So, a while ago, I was talking to my friend A, who is a brilliant artistic person who does lovely handmade ceramics. She also knits, and I mentioned in a sort of casual, offhand way that if she ever wanted to make me a mug, I’d totally trade her for some handspun.
She delivered on the mug a couple of months ago, and it is 100% my new favourite thing. So, for the last few weeks, I’ve been trying to get down to the business of making some really, really good handspun for her.
This is one of my few finished yarns for which I actually have photos of the unspun fiber – I used Tanis Fiber Arts’ in Ultraviolet. It’s from her Etsy shop, as (I believe) she no longer carries spinning fiber in her regular colourways.
Is it not the prettiest? My favourite part is, obviously, that it’s blue.
With this fiber, I basically just sat down and spun, from one end to the other. This fiber was incredibly smooth, and didn’t require much predrafting at all. I’ve never worked with superwash merino, and I’m wondering if that’s it? It just didn’t seem as “sticky” as regular wool usually does.

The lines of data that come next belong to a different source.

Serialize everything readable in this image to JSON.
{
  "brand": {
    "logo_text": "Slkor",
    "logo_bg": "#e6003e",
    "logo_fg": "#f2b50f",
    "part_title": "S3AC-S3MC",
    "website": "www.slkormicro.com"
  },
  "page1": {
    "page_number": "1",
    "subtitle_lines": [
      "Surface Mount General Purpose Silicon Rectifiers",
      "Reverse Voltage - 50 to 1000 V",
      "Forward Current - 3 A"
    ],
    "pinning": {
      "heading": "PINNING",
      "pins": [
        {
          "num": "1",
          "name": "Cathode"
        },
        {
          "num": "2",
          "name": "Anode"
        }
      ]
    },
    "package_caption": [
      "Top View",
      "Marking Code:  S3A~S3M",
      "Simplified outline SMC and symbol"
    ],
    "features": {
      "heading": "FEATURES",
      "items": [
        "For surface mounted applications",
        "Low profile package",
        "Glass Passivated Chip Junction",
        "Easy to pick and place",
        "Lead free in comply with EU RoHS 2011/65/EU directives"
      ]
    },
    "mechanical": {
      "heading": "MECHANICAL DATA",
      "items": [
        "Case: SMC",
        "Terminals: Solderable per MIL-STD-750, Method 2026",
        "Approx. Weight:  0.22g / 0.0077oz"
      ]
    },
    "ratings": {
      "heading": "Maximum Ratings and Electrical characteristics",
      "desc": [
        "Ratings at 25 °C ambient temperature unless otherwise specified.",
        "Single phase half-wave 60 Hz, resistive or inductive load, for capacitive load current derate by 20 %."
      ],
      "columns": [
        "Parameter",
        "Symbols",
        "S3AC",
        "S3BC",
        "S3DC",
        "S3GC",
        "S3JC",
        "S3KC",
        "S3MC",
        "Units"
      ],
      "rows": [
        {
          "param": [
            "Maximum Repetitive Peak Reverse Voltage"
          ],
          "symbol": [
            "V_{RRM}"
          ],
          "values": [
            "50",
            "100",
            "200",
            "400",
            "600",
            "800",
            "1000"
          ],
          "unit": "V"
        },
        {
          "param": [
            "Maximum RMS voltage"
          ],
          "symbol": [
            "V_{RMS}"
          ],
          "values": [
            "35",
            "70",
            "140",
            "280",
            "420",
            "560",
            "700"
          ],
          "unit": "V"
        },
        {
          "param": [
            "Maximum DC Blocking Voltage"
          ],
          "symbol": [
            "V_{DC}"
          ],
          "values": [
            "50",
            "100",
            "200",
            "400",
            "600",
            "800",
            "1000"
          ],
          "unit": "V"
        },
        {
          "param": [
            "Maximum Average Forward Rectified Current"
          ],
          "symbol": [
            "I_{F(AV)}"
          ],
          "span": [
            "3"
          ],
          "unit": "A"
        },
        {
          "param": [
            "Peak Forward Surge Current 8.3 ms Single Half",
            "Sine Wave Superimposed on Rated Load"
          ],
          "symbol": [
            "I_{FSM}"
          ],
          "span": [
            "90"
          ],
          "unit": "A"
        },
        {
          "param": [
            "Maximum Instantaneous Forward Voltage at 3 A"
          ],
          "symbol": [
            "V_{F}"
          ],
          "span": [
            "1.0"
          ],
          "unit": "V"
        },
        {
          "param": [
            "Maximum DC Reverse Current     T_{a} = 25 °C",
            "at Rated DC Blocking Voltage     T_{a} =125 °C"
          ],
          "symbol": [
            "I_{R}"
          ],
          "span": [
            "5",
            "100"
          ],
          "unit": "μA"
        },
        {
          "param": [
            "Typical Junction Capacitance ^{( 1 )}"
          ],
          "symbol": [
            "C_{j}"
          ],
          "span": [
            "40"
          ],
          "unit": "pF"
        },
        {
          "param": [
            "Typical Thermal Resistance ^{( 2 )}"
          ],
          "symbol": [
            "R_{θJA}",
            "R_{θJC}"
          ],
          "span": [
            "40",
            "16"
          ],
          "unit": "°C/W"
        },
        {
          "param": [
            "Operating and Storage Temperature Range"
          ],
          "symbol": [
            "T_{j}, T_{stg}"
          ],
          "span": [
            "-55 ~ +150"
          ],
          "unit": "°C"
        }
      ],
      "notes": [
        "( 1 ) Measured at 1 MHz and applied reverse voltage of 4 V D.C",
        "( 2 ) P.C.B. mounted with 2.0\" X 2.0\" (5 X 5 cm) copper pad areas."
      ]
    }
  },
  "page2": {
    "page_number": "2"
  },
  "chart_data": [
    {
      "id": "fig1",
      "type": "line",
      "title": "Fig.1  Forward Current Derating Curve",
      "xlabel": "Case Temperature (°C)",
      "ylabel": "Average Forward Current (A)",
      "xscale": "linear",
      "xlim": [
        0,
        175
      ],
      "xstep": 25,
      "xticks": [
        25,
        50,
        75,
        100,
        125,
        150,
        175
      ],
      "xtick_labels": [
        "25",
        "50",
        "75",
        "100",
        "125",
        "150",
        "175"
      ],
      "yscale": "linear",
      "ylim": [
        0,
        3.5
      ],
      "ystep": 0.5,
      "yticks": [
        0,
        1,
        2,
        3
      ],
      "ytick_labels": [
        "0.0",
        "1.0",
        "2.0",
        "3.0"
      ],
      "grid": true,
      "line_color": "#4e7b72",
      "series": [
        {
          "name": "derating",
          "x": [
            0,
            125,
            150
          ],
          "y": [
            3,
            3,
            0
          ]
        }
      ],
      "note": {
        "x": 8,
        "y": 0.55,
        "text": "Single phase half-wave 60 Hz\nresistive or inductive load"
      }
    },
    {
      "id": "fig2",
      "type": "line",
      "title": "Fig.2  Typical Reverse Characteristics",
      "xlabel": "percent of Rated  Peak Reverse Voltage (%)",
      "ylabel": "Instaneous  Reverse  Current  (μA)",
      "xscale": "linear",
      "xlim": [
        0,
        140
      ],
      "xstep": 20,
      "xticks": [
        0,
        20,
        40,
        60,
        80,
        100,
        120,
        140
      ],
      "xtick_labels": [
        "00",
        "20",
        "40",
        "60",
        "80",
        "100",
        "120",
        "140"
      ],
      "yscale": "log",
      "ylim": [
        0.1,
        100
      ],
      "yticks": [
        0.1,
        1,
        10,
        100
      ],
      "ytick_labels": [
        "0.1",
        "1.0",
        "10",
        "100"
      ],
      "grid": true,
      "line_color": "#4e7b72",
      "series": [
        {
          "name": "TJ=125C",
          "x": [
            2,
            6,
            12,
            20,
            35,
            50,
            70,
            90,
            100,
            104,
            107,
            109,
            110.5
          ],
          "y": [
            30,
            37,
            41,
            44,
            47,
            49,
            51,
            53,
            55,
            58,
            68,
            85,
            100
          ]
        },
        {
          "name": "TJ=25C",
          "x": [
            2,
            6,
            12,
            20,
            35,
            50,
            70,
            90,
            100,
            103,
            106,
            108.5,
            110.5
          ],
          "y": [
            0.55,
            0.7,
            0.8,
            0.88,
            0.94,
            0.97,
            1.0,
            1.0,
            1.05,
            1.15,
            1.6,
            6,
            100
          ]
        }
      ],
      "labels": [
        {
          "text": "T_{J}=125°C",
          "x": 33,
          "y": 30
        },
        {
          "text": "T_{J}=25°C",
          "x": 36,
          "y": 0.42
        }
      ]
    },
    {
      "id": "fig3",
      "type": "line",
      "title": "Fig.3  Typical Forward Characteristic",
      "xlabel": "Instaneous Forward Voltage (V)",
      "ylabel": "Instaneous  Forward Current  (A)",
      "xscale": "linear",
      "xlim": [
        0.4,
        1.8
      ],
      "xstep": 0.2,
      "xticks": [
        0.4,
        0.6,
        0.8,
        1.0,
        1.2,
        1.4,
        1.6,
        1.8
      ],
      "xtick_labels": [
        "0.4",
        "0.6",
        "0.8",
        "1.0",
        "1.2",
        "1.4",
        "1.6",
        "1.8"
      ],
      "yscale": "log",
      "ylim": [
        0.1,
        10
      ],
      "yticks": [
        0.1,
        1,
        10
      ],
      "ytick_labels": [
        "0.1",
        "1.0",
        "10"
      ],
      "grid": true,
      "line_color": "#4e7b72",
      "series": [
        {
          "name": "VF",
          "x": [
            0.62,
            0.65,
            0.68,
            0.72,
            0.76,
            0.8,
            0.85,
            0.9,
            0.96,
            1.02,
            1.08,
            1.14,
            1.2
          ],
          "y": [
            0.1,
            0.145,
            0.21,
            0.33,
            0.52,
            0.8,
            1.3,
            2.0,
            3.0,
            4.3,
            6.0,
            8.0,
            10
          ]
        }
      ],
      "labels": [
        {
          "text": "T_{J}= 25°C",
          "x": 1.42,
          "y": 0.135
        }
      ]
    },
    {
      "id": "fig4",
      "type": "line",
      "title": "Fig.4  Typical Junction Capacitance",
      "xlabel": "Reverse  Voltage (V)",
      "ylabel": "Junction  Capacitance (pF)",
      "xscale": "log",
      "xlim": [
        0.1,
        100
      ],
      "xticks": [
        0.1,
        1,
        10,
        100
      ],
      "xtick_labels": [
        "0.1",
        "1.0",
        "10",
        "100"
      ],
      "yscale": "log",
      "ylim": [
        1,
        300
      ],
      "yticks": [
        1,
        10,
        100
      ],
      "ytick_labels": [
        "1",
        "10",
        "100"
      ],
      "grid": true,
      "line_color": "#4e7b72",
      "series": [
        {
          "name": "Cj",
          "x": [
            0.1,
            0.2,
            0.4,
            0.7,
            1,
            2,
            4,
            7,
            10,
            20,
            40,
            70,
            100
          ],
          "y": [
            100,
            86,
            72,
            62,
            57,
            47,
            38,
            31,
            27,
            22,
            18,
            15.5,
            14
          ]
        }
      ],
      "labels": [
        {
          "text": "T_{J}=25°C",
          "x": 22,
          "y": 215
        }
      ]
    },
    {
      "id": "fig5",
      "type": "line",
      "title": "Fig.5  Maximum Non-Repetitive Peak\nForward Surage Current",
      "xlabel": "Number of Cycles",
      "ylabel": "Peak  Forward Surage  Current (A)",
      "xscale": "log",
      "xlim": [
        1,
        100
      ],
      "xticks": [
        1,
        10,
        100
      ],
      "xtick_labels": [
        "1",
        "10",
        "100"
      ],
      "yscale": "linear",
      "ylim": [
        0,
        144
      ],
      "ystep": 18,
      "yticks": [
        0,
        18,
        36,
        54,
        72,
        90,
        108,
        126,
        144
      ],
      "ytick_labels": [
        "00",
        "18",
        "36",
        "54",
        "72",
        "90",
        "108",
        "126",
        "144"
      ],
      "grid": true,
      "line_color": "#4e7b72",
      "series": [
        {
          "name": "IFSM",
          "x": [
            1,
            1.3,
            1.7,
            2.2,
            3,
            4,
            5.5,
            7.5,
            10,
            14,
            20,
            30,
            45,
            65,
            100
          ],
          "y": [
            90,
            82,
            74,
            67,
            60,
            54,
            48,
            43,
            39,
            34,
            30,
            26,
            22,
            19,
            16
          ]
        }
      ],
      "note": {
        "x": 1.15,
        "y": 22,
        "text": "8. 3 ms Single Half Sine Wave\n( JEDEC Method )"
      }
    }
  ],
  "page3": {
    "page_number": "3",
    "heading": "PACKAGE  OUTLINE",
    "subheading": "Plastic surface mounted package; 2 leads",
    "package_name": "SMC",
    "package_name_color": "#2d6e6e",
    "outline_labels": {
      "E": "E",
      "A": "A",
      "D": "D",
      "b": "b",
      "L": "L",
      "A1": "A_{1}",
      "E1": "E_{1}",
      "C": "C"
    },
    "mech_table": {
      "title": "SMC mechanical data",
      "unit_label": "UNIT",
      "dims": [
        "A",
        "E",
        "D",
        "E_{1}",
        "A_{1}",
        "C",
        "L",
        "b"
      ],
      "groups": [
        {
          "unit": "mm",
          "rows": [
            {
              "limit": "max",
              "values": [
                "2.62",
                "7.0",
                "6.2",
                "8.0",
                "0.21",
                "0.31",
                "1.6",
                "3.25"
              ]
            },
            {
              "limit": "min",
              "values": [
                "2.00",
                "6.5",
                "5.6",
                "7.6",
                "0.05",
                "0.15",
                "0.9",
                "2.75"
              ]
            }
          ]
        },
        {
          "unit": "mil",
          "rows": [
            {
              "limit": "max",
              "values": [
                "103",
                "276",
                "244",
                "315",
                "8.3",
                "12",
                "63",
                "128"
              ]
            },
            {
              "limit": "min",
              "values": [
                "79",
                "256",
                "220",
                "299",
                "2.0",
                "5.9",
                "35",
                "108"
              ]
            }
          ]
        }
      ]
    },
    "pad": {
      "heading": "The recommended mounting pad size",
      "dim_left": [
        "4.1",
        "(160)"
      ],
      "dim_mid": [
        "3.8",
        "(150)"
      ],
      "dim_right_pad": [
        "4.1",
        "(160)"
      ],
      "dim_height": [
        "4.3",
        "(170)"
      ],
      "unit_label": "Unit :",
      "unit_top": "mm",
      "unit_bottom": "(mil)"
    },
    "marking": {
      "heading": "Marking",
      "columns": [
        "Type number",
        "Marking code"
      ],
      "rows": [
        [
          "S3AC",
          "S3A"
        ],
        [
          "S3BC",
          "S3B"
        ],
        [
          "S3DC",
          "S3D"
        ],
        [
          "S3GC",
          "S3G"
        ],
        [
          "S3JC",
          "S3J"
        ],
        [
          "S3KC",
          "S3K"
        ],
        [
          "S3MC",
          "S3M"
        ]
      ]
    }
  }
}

I was going for a finished product somewhere in the worsted weight family, so I tried to do singles that were on the fatter side.
I chain-plied the singles, then gave them a bath in hot water to set the twist.
Overall, I feel pretty good about this yarn. It turned out fairly close to worsted-weight, once it’d been washed – I’d feel comfortable knitting it on 4mm needles or so, which is pretty close to what I wanted.
I also love the colours, quite a lot. They all work really nicely together, and because I spun from end to end, there are some nice long repeats of different shades of blue and violet. I sort of wish I could keep this for myself!
The tree in my apartment is decorated.
The cat is finally satisfied that I’ve paid enough attention to her.
And my yarn is spun.
The fiber is from into the whirled, in the “bird girl” colourway. (Someday, I will remember to take a photo of my unspun fiber before I turn it into yarn, but today is not that day, unfortunately.) It’s 4oz of polwarth, which is my absolute favourite kind of sheep, spun into 212ish meters of worstedish weight yarn.
(I was going for bulky weight, since I planned to knit it into the Capucine hat, but it’s harder than I thought it would be to consistently spin heavy-weight yarn. Most of it is close to a heavy worsted weight, some of it is a bit on the thin side and closer to heavy fingering weight.)
It is a good weekend for some knitting, I think.